Nested page table walk has long been known to become a significant source of slowdowns in virtualized environments. The MMU page table walker must first acquire mappings from the guest virtual address (gVA) to the guest physical address (gPA), and then from the gPA to the host physical address (hPA). This translation requires two page tables that perform the first and the second step of the above process, respectively.

To pinpoint the source of slowdowns during page table walks in this setting, the paper conducted a series of experiments, and the results indicate that most of the overheads originate from walking the outer level of the table, i.e., mapping from gPA to hPA. A more thorough investigation reveals the cause as a lack of spatial locality in the outer level of the page table, which causes more frequent cache misses and a larger memory footprint that further reduces the effectiveness of page walk caches.

This phenomenon can be explained by the demand paging mechanism used in today’s OS kernel design. In today’s kernel, when the user-space application requests memory, the OS simply returns a consecutive range of virtual addresses without backing it with physical storage. Instead, physical pages are allocated only when the virtual address range is accessed for the first time, which triggers a page fault and traps into the OS. At this moment, the OS allocates one single page from its buddy allocator and sets up the virtual-to-physical mapping. Consequently, if multiple processes are co-located in the same system as they allocate memory via demand paging, the physical pages that each process obtains are likely to be lacking spatial locality (i.e., far away from each other on the physical address space) as a result of allocations being interleaved with each other. Unfortunately, such an allocation pattern can adversely affect the efficiency of outer-level page table walks, since the walk accesses the radix tree using the guest physical address (gPA) as a key. In this scenario, even if the workload demonstrates spatial locality on the virtual address space, the guest physical addresses used for walking the outer level of the page table would still be likely to access different parts of the radix tree, hence resulting in high cache miss ratio as well as large memory footprint.

One way to deal with the issue is to increase the spatial locality of physical pages even when multiple processes are co-located together in the system. PTEMagnet addresses the challenge by pre-allocating 8 pages from the buddy allocator whenever a virtual address is accessed and requires demand paging. When adjacent virtual pages are accessed, the pre-allocated physical pages can then be directly used to satisfy the mapping.
The resulting memory allocation pattern demonstrates great improvements in physical address locality because it is guaranteed that the eight consecutive virtual pages will be mapped to a contiguous range of physical pages as well.
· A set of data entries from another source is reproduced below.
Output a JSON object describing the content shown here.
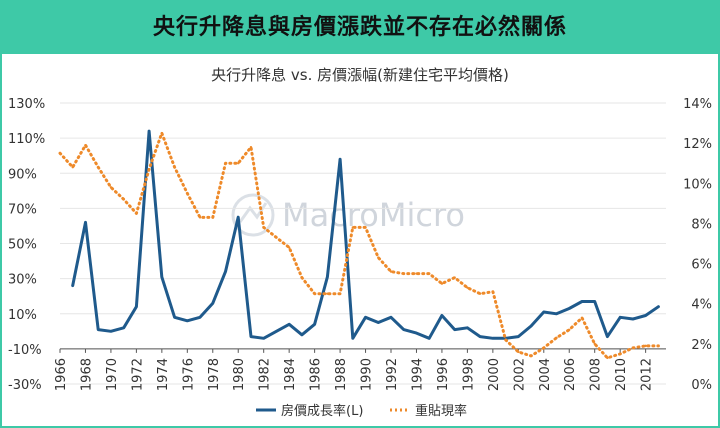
{
  "header": {
    "title": "央行升降息與房價漲跌並不存在必然關係"
  },
  "watermark": "MacroMicro",
  "colors": {
    "header_bg": "#3ec9a7",
    "left_series": "#1f5a8c",
    "right_series": "#ee8a2a"
  },
  "chart_data": {
    "type": "line",
    "title": "央行升降息 vs. 房價漲幅(新建住宅平均價格)",
    "x_ticks": [
      "1966",
      "1968",
      "1970",
      "1972",
      "1974",
      "1976",
      "1978",
      "1980",
      "1982",
      "1984",
      "1986",
      "1988",
      "1990",
      "1992",
      "1994",
      "1996",
      "1998",
      "2000",
      "2002",
      "2004",
      "2006",
      "2008",
      "2010",
      "2012"
    ],
    "y_left": {
      "ticks": [
        "130%",
        "110%",
        "90%",
        "70%",
        "50%",
        "30%",
        "10%",
        "-10%",
        "-30%"
      ],
      "min": -30,
      "max": 130
    },
    "y_right": {
      "ticks": [
        "14%",
        "12%",
        "10%",
        "8%",
        "6%",
        "4%",
        "2%",
        "0%"
      ],
      "min": 0,
      "max": 14
    },
    "legend": {
      "position": "bottom",
      "items": [
        "房價成長率(L)",
        "重貼現率"
      ]
    },
    "series": [
      {
        "name": "房價成長率(L)",
        "axis": "left",
        "style": "solid",
        "x": [
          1967,
          1968,
          1969,
          1970,
          1971,
          1972,
          1973,
          1974,
          1975,
          1976,
          1977,
          1978,
          1979,
          1980,
          1981,
          1982,
          1983,
          1984,
          1985,
          1986,
          1987,
          1988,
          1989,
          1990,
          1991,
          1992,
          1993,
          1994,
          1995,
          1996,
          1997,
          1998,
          1999,
          2000,
          2001,
          2002,
          2003,
          2004,
          2005,
          2006,
          2007,
          2008,
          2009,
          2010,
          2011,
          2012,
          2013
        ],
        "values": [
          26,
          62,
          1,
          0,
          2,
          14,
          114,
          31,
          8,
          6,
          8,
          16,
          34,
          65,
          -3,
          -4,
          0,
          4,
          -2,
          4,
          31,
          98,
          -4,
          8,
          5,
          8,
          1,
          -1,
          -4,
          9,
          1,
          2,
          -3,
          -4,
          -4,
          -3,
          3,
          11,
          10,
          13,
          17,
          17,
          -3,
          8,
          7,
          9,
          14
        ]
      },
      {
        "name": "重貼現率",
        "axis": "right",
        "style": "dotted",
        "x": [
          1966,
          1967,
          1968,
          1969,
          1970,
          1971,
          1972,
          1973,
          1974,
          1975,
          1976,
          1977,
          1978,
          1979,
          1980,
          1981,
          1982,
          1983,
          1984,
          1985,
          1986,
          1987,
          1988,
          1989,
          1990,
          1991,
          1992,
          1993,
          1994,
          1995,
          1996,
          1997,
          1998,
          1999,
          2000,
          2001,
          2002,
          2003,
          2004,
          2005,
          2006,
          2007,
          2008,
          2009,
          2010,
          2011,
          2012,
          2013
        ],
        "values": [
          11.5,
          10.8,
          11.9,
          10.8,
          9.8,
          9.2,
          8.5,
          10.7,
          12.5,
          10.8,
          9.5,
          8.3,
          8.3,
          11.0,
          11.0,
          11.8,
          7.8,
          7.3,
          6.8,
          5.3,
          4.5,
          4.5,
          4.5,
          7.8,
          7.8,
          6.3,
          5.6,
          5.5,
          5.5,
          5.5,
          5.0,
          5.3,
          4.8,
          4.5,
          4.6,
          2.2,
          1.6,
          1.4,
          1.8,
          2.3,
          2.7,
          3.3,
          2.0,
          1.3,
          1.5,
          1.8,
          1.9,
          1.9
        ]
      }
    ]
  }
}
We next describe the process as follows. In addition to the regular data structures, the kernel maintains an extra table, the Page Reservation Table (PaRT), tracking the existing pre-allocated ranges for every eight-page virtual address. When a virtual address is accessed for the first time and requires demand paging, the kernel first checks the PaRT to see whether the address is covered by the table. If true, then the physical page is allocated with no cost since it is already pre-allocated. Otherwise, a new entry is inserted into the PaRT, which points to a newly allocated eight-page block from the kernel’s buddy allocator.

Pre-allocated pages can also be reclaimed by the OS when all pages in a block are freed or when the memory pressure exceeds a certain threshold. PTEMagnet allows users to configure a threshold, which, if reached, will trigger the kernel to reclaim pre-allocated pages. The reclamation process is simply the kernel walking the PaRT and freeing physical pages back to the buddy allocator until memory consumption drops below the threshold.